15 thoughts on “Wisconsin Employment Evaluated against a Counterfactual based on Historical Correlations

  1. JBH

    Double double toil and trouble. Upward doth thin gruel bubble. With nary hint of support timber fair. Yet fain cast blame on ruler’s hair. — Wm. Shakespeare

  2. Samuel

    Dear Dr. Chinn,

    I find this very interesting in contrast to the political scene in Wisconsin. The Governor and several GOP state legislators facing elections are highlighting the 4.2% unemployment rate, saying “the lowest rate since 2001.” For various reasons the state assembly will remain GOP while the state senate has some credible contests this election cycle. IMO state senate will remain GOP majority. This all means the Governor will once again have complete control over the next state budget. To put it politely, state funding for transportation and education and health care are in shambles. Despite all the touting of job creation by GOP, what will state tax revenue be? The financial legerdemain used to cover budget shortfalls in the past budget cycle will be more difficult to perform next time. Will all the severe cuts in education and roads translate into political fallout for the GOP? In contrast to Kansas, Wisconsin GOP has managed to hide their poor state stewardship by blaming university professors, state workers, and people using SNAP. But, they may be running out of scapegoats.

    Again, thank you for tracking the employment situation in Wisconsin.

    Best regards,

  3. Steven Kopits

    In Wisconsin, in May, there were 133,000 unemployed persons for an unemployment rate of 4.2%.

    You imply employment is 60,000 below the counter-factual. Assuming all such gains would have come from the unemployed, then you are proposing that Wisconsin’s unemployment should number 73,000, or 2.3%.

    The would give Wisconsin the lowest unemployment rate by a margin in the country. The currently leader is South Dakota, at 2.5%.

      1. Steven Kopits

        Well, then you’re compelled to argue that either I) net immigration would have been higher, or ii) labor force participation rates would have been higher. Go ahead, make your case.

          1. Phil

            You couldn’t have meant that to go to me because there is no words in those two sentences that are relevant to my links. Maybe you are having a discussion in your head and decided to post one side of the discussion online?

  4. Joseph

    Steven Kopits: “Can we not debate the Philadelphia soda tax instead?”

    You must be a delight at conferences and parties. “I’m tired of talking about what you are talking about. I demand that you talk about what I want to talk about.”

    Why don’t you get your own blog? Oh, wait. I see you do but no one ever reads it. That explains everything.

  5. Steven Kopits

    Joseph –

    I am usually among the top rated presenters at conferences where I speak. For instance, at the Platts oil conference, I gave the keynote lunch speech and was the top rated speaker, with an average survey score of 9.5 of 10.
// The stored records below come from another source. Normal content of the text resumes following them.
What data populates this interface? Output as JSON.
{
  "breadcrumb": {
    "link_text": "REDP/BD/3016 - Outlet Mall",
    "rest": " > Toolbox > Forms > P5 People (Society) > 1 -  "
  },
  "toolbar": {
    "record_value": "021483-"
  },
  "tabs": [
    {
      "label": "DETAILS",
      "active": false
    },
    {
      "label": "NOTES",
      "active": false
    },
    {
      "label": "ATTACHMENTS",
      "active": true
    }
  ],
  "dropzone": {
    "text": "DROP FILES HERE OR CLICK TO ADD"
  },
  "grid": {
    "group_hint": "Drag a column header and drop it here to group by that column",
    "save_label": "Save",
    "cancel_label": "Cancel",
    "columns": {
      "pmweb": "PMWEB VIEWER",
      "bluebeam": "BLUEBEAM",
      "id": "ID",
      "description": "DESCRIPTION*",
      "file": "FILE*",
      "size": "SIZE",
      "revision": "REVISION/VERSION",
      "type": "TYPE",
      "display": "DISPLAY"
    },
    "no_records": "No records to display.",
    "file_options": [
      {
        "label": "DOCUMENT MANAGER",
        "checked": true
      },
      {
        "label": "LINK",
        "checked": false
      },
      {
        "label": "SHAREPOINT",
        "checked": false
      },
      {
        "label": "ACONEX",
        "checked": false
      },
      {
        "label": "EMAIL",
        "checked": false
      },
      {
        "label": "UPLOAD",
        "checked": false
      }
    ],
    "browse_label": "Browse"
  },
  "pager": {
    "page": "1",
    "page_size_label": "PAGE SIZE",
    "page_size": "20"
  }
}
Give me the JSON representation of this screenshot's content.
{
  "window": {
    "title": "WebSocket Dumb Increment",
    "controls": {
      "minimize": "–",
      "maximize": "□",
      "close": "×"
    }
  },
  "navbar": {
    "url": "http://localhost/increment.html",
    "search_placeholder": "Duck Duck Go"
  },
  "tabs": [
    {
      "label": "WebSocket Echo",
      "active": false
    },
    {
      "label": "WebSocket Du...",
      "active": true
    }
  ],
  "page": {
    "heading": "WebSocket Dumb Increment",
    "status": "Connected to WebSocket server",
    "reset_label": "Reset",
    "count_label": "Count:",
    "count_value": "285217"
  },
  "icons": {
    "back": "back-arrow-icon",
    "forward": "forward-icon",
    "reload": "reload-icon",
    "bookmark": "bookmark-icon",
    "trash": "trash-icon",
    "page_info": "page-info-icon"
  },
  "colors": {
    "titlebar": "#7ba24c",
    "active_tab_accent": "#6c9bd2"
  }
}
    As you know, I write regularly for CNBC and the UAE’s National. I send our regular emails to a select group of recipients. There is always a tension between emails, your own blog and third party publishing. To build and maintain readership at your own blog, you have to publish at least daily. That’s too much for me, certainly in addition to CNBC and National pieces. I’d note that I’m often near the of the deck in terms of views on these two websites when I do publish. Emails are easier, because the quality standard is lower and the format more free. I can send out no more than a graph and a sentence, for example.


    As you can see above, I did in fact contribute to this blog post. The soda tax, from my perspective, is interesting because it melds policy and politics, and is somewhat novel. For example, it’s highly regressive. It is anti-business. It may qualify as a behavioral nudge. There are definitional problems of what constitutes a ‘soda’. There are question of how it impacts consumer buying decisions more broadly (for example, it enhances the position of the Wal-Mart or Costco just beyond Philly city borders). Put it all together, I think this is a ‘red meat’ topic for Econbrowser, one which brings out both the policy wonk and ideologue in all of us. That’s why I suggested it.